“Good doctoring is pattern recognition,” Tracey Evans says, “so to have all this data here and not use it is ridiculous."
“Once we get the alert, we can call the patient ourselves,” says Tracey Evans, MD, who is piloting a program focused on using big data to predict medical needs of lung cancer patients. “We can schedule them for a visit to our clinic. We can recommend more frequent follow-ups or increase the steps they are taking for home care. All of this stems from big data, and the hope is it can help patients out of the emergency room.”
Evans and a team of physicians and data miners from the Perelman School of Medicine at the University of Pennsylvania are working to the power of analytics to better treat those suffering from cancer. Investigators hope to develop a formula that predicts when a patient is likely to end up in the emergencry department (ED) by flagging recent lab tests, radiology visits, or patient-reported symptoms. If physicians can better predict which patients will most likely need urgent treatment, they could take preventive measures, or send the patient to another facility rather than the ED.
Penn Medicine recently launched the Oncology Evaluation Center, which is similar to an urgent care clinic, but for cancer patients instead. “We hope to be able to help patients avoid being admitted to the hospital,” Evans said in a press release. “But even in this case, when admission is required, it’s controlled. This also keeps the patients with doctors [sic] they already know, which provides a more comfortable environment.” Although the predictions are not perfect, Evans said the tool could help physicians identify trends that might otherwise go unnoticed. “Good doctoring is pattern recognition,” Evans said. “So to have all this data here and not use it is ridiculous. It may help us find better ways of doing things that we don’t even know about.”

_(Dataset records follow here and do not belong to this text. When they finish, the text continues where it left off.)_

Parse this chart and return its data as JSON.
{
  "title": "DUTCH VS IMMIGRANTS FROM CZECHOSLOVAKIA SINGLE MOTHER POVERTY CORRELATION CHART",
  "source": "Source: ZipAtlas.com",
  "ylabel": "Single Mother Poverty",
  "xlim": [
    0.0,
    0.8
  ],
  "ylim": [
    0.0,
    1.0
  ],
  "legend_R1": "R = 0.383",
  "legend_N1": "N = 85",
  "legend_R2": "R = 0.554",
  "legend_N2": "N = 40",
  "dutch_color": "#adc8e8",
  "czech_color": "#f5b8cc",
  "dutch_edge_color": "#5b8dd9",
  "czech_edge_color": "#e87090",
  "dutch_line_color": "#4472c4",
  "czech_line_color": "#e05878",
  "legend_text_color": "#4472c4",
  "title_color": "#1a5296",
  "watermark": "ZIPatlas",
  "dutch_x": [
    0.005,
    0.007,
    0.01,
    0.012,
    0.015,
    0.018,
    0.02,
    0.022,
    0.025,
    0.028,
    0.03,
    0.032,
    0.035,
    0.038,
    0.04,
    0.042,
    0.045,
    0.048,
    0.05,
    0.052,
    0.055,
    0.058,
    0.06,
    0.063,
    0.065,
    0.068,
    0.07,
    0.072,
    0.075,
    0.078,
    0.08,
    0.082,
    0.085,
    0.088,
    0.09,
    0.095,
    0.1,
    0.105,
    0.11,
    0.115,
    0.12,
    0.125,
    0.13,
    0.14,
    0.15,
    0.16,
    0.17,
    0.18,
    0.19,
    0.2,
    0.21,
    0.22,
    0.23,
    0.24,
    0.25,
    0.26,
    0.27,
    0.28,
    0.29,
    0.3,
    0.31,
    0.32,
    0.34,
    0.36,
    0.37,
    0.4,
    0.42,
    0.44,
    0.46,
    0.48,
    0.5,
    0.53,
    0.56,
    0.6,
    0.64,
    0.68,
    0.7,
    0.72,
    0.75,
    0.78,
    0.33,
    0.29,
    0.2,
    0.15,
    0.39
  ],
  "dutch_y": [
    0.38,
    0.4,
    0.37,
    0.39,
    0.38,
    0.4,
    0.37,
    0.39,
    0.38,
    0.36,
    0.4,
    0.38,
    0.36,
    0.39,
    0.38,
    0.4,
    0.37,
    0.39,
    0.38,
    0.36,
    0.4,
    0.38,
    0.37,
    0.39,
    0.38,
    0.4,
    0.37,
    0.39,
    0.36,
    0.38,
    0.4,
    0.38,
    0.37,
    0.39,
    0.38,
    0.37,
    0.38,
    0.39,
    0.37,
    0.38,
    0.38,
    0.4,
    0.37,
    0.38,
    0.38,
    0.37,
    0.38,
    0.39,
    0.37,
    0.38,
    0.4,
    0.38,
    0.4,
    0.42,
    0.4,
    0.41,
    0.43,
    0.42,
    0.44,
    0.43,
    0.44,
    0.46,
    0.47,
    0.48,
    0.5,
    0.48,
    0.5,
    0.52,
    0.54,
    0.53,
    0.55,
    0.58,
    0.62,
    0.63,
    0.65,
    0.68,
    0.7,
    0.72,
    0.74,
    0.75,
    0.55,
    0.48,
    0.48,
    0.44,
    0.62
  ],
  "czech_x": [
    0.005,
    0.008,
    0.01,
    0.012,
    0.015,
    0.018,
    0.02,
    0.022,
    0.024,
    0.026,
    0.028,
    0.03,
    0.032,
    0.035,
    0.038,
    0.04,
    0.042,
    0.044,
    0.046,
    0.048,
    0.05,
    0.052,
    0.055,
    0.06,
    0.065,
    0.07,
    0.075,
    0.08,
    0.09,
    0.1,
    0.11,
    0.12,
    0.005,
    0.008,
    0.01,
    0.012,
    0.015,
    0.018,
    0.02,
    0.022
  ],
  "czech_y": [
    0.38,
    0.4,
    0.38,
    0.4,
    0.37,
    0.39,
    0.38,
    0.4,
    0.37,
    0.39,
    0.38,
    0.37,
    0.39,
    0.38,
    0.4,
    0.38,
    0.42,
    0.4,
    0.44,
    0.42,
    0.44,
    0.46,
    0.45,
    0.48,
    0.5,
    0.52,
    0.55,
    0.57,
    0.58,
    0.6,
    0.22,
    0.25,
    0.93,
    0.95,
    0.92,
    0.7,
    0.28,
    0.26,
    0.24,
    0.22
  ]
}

Unfortunately, when it comes to big data, it is not big enough in the oncology field. Much of what patients with cancer tell their physicians are kept in their notes. Although electronic medical records are making waves across the medical landscape, the notes themselves are usually written in prose, and are difficult for the computer to interpret.
“There are gaps in our data because of free text data or narrative data,” said Peter Gabriel, MD, MSE, chief oncology informatics officer in the Abramson Cancer Center. “It is very challenging for computers to process this kind of data and turn it into computable facts.” Even if the data could be processed, the results would not provide a complete picture to predict ED visits. This is because a crucial part of data is to know which patients have gone to the ED, and which symptoms prompted these visits. “But what if you went to an ER at a different hospital than where you go for your cancer treatments? How would we know? It makes it challenging to get a complete set of data,” Gabriel worries.
Currently, Penn is working to fill these gaps through a partnership with Independence Blue Cross. “By partnering with the insurer, we’re hoping to close the gap on unknown ER visits,” Gabriel said. “That should improve our predictive models for other patients.”